I believe that's called HN.
This! Many, many times I have talked to artists or read their statements, and seen that they are totally out of touch with how to actually communicate with their art. If you tell me your intentions for a piece, what you are trying to communicate, and coming at the piece without that information I see nothing to do with your intentions, you have failed. And the saddest part is when they have expectations that the audience will understand (or care) that all of the "meaning" they are trying to convey falls flat without the words.
I tend to go around the galleries without reading titles or statements. I get more out of it making my own meaning from your work, while being able to pay closer attention to formal qualities.
> they are totally out of touch with how to actually communicate with their art
It sounds like you have a preference for a particular kind of art, and you’re expecting all artists to conform to that preference.
> If you tell me your intentions for a piece, what you are trying to communicate, and coming at the piece without that information I see nothing to do with your intentions, you have failed
This again seems to come from an expectation that all artists produce a particular kind of work. It’s possible that they’ve failed if measured against that particular preference, but that failure is relative to the preference.
To me, a piece that requires context and explanation is just another genre of work, and it’s a genre I appreciate. It can reveal that the creation journey often looks nothing like the finished product, and for many artists, the value of the work comes primarily from the process of expression.
This doesn’t have to be your cup of tea. But neither does it make the work a failure.
Yes, you are correct, it doesn't make the work a failure. However, with my practice and my intentions, I personally do think I have failed if I need a statement to explain the piece. In addition to contemporary audiences, I like to think of how future archaeologists might interpret an artifact, without any explicit context.
> To me, a piece that requires context and explanation is just another genre of work, and it’s a genre I appreciate. It can reveal that the creation journey often looks nothing like the finished product, and for many artists, the value of the work comes primarily from the process of expression.

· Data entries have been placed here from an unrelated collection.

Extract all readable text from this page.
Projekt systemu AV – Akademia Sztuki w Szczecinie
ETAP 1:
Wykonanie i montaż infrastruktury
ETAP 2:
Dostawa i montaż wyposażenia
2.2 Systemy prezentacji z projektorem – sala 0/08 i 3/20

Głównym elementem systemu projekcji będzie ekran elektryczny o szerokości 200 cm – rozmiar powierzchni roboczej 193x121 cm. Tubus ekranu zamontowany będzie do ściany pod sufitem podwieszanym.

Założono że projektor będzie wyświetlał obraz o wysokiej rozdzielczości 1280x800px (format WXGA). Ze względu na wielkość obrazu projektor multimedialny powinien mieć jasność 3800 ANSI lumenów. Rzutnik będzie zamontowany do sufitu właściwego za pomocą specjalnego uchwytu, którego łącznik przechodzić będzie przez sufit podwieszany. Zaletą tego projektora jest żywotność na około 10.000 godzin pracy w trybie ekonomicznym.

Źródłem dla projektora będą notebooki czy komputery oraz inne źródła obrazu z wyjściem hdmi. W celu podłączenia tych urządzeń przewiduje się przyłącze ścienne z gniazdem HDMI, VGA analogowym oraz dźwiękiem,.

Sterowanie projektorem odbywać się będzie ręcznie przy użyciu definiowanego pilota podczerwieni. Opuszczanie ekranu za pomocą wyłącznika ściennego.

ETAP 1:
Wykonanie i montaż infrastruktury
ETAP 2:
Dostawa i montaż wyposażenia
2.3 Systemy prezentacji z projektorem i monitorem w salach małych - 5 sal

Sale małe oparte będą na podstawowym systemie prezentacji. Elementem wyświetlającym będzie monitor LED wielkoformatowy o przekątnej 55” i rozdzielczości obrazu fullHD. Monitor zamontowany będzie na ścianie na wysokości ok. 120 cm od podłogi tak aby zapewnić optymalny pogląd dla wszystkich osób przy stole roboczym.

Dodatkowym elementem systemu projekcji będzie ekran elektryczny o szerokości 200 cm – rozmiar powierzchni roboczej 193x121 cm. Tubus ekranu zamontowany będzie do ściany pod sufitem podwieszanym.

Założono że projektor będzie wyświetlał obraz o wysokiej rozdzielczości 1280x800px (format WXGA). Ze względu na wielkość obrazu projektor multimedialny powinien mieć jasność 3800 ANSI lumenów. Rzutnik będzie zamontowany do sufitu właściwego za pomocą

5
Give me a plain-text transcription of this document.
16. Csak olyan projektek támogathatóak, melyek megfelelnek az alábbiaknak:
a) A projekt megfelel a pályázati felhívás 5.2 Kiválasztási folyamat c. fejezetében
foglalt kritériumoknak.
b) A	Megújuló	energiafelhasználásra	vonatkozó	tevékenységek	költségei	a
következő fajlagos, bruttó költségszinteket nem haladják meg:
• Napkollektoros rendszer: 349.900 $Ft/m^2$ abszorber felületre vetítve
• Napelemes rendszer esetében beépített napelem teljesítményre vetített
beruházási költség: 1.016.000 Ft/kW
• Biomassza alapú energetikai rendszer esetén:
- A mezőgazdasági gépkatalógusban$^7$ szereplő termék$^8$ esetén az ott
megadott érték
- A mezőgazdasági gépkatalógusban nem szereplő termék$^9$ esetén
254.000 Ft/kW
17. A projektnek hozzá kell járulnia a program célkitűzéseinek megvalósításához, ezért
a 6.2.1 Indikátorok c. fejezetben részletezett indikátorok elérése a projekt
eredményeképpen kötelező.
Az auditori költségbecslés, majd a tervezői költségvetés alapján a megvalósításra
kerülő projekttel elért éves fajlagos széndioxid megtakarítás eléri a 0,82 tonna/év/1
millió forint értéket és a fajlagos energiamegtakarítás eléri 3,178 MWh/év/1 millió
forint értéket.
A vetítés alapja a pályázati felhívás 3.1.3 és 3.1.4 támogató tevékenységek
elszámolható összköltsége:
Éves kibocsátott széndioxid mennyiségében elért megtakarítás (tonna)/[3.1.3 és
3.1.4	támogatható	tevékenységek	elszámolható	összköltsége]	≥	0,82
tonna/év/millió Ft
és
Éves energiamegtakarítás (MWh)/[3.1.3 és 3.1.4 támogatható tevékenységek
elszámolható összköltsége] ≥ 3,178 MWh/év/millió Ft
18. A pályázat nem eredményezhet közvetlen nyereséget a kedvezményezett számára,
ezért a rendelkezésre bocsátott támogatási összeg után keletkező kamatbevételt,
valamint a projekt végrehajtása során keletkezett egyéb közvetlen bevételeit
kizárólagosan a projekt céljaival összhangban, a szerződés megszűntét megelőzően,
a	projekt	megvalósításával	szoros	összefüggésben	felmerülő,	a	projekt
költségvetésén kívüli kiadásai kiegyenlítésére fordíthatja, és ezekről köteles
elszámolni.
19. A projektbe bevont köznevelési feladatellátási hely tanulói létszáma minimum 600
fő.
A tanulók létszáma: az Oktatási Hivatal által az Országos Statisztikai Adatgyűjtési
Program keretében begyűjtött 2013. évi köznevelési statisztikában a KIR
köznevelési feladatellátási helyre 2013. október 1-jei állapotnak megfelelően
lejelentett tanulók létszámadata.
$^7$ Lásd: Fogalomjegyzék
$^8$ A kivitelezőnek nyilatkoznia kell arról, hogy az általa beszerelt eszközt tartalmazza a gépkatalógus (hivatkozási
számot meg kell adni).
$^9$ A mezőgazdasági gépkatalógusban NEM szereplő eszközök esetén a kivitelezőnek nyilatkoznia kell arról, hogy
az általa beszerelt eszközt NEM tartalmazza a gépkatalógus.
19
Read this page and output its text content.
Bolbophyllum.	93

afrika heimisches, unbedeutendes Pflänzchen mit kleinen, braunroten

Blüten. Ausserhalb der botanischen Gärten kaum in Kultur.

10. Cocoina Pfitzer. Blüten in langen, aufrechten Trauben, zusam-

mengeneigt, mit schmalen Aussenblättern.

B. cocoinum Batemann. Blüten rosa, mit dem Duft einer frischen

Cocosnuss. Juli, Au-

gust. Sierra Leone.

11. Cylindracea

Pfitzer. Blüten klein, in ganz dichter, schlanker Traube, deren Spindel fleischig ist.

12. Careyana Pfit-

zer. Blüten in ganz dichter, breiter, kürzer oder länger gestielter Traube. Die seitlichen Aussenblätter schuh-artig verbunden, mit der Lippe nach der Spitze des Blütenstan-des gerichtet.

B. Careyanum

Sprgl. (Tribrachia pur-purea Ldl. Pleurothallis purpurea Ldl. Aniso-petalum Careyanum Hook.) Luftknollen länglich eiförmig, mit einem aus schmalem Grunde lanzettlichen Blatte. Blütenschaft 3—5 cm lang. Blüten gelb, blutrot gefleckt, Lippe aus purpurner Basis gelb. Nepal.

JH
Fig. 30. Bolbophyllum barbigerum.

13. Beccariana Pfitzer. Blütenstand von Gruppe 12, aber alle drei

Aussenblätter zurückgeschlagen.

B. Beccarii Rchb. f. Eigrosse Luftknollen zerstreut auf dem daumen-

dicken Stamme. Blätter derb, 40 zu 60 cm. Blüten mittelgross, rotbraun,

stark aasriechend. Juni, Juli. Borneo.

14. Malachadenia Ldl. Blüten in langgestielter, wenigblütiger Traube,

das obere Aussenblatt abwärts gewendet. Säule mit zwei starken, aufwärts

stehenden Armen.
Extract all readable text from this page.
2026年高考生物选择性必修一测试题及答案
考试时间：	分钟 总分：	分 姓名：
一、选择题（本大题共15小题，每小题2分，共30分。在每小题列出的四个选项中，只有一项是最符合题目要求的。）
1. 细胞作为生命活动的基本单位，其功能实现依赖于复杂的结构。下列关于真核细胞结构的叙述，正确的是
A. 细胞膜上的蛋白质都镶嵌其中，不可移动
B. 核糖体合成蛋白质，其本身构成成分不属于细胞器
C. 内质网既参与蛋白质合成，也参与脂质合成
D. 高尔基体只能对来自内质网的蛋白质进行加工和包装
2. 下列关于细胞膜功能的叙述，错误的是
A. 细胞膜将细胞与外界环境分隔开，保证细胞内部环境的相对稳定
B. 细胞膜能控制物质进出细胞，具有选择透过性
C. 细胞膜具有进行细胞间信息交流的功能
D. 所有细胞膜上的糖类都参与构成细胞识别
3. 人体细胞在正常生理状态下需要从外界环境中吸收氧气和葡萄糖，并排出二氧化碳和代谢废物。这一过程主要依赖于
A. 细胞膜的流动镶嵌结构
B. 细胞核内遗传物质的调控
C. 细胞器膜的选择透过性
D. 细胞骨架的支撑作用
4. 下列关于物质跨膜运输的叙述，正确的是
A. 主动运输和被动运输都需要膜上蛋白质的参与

I can get behind this. The issue for me is that artists who rely too heavily on their statements to impart meaning might be limiting themselves in their visual vocabulary and the conversation. Having known people who get upset when they are trying to convey very specific concepts outlined in their statement, but audience members choose to interpret it differently, the failure, to me, is within them, not the piece.
Part of my problem might be that when I was starting out, the only places in a gallery available for words was the name of the show and the title.